Lucien chuckled darkly. Yes, they had not left things in a good place between them, the last time Derek was in town. Blame for the deaths of the morgue attendant and the theft of the soldier's body had been placed firmly on Derek's man Hannam, but Derek's justifications had been too smooth, his disappointment utterly feigned, and Hannam had been whisked away to face punishment at the army's hands - that is to say, Lucien knew, no punishment at all. Sergeant Hannam had been acting on orders, and they all - Lucien, Derek, and Matthew - knew that Derek was the one who'd given those orders. But he had slipped away, a big fish swimming into deeper, murkier waters. Thoughts of him unsettled Lucien, now. There had been a time when he counted Derek his best friend in all the world, when he had quite literally placed his life in the man's hands. But now Derek had become a company man, had lost some of his humanity in the pursuit of the government's goals. Hannam had even tried to kill Lucien himself, and deep in his heart Lucien knew it was Derek who had put him up to it. They had been brothers-in-arms, once, and yet he no longer recognized the man his brother had become.

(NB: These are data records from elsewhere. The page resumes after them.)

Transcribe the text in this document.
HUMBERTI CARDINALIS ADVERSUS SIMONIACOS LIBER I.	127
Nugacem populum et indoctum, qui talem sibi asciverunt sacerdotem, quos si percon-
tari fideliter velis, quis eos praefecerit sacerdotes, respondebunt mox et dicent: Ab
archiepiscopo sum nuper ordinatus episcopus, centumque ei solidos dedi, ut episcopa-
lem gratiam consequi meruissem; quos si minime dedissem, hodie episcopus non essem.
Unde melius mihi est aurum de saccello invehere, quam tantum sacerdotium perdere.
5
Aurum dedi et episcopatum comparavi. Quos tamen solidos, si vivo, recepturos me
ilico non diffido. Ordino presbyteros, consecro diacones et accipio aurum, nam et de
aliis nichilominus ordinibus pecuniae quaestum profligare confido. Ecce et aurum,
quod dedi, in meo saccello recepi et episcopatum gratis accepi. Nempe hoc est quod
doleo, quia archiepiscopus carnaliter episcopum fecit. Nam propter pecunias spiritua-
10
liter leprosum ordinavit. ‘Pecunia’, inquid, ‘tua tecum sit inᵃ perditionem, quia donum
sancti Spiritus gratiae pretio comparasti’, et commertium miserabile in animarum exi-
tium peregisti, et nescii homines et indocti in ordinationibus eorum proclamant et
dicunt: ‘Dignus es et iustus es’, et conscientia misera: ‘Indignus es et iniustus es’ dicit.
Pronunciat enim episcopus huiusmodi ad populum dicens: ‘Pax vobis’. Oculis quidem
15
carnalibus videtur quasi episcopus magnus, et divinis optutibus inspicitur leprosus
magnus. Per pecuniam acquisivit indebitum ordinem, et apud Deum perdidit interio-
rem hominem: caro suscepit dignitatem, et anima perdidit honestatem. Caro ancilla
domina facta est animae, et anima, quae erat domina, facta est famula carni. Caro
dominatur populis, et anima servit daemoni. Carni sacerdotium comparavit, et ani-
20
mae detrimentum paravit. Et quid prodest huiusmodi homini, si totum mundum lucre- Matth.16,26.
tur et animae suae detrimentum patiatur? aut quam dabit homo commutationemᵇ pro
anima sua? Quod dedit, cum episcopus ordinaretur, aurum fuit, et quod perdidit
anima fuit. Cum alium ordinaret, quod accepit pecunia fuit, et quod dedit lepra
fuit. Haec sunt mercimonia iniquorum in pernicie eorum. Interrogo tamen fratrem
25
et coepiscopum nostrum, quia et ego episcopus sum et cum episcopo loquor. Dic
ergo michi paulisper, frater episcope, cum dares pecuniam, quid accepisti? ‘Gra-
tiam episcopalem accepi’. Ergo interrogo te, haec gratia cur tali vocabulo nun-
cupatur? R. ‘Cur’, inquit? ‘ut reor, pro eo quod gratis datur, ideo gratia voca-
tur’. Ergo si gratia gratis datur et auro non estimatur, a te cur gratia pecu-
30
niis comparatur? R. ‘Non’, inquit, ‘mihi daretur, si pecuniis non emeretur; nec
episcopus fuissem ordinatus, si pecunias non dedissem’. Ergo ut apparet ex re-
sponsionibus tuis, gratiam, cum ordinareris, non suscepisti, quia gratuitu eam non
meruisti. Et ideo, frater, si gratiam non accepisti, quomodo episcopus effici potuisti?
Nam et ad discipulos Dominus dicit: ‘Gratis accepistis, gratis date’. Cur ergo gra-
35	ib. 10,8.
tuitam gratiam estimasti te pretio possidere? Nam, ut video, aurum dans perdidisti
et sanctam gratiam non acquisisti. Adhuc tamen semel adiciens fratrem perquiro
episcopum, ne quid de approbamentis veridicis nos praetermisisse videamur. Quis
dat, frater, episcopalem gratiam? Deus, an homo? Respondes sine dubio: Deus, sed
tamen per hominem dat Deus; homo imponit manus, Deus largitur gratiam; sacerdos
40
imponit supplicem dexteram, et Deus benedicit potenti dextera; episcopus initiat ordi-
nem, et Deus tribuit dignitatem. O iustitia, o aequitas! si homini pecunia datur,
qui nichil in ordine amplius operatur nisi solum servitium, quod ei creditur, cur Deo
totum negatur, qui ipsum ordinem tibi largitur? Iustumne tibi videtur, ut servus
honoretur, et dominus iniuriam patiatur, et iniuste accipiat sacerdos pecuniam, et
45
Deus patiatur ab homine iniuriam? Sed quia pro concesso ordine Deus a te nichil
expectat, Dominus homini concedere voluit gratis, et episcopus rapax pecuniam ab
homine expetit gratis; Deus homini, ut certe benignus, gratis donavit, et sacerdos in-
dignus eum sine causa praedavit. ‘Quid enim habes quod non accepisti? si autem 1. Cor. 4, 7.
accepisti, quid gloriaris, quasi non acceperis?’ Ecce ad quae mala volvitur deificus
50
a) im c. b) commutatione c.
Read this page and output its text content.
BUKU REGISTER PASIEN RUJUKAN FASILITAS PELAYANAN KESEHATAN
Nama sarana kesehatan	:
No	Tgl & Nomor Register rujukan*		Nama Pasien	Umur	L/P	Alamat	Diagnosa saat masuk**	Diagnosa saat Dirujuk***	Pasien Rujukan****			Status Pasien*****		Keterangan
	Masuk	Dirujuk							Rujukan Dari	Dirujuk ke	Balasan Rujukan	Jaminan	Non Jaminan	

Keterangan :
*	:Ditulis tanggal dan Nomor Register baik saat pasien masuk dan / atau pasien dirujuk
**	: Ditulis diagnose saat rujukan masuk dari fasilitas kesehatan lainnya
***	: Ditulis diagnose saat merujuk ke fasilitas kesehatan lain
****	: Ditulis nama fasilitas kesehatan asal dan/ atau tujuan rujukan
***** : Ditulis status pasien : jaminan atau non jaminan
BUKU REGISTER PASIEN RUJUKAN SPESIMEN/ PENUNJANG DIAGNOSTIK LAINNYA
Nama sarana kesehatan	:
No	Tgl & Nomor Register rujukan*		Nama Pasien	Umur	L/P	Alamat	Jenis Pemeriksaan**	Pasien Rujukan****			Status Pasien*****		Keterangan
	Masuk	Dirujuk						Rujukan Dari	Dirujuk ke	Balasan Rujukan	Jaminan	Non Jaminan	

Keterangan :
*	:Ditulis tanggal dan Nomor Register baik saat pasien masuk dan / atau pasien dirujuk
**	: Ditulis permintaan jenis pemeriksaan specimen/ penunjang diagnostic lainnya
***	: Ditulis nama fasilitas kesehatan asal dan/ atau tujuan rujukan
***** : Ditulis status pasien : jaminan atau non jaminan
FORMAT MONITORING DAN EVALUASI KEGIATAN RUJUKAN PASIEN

"Maybe he just has some business on base," Matthew said slowly. "The Major's an important man."
"Maybe," Lucien allowed. Maybe it was only a coincidence, Derek returning to the town where Lucien lived a few days before Lucien came home from China. Maybe their paths would not cross; maybe that was for the best. And yet Lucien could not quite bring himself to believe that. They were too closely bound, Lucien and Alderton. There was too much unfinished between them; the matter of sending his right-hand man to kill Lucien being first on a list of many things he wished they could discuss. Was there some piece of Derek still in there, Lucien wondered, some part of that man who had supported him through three years of hell, kept him alive when their Japanese captors whipped him within an inch of his life, who had wrung him out after too much drink more times than he could count, who had covered for him when he was drunk and suicidal in China after the war? Where was that man, and could he be found again, could Derek be freed from the forces that had so twisted him? Or was it too late, was he too far gone down this path to ever be redeemed?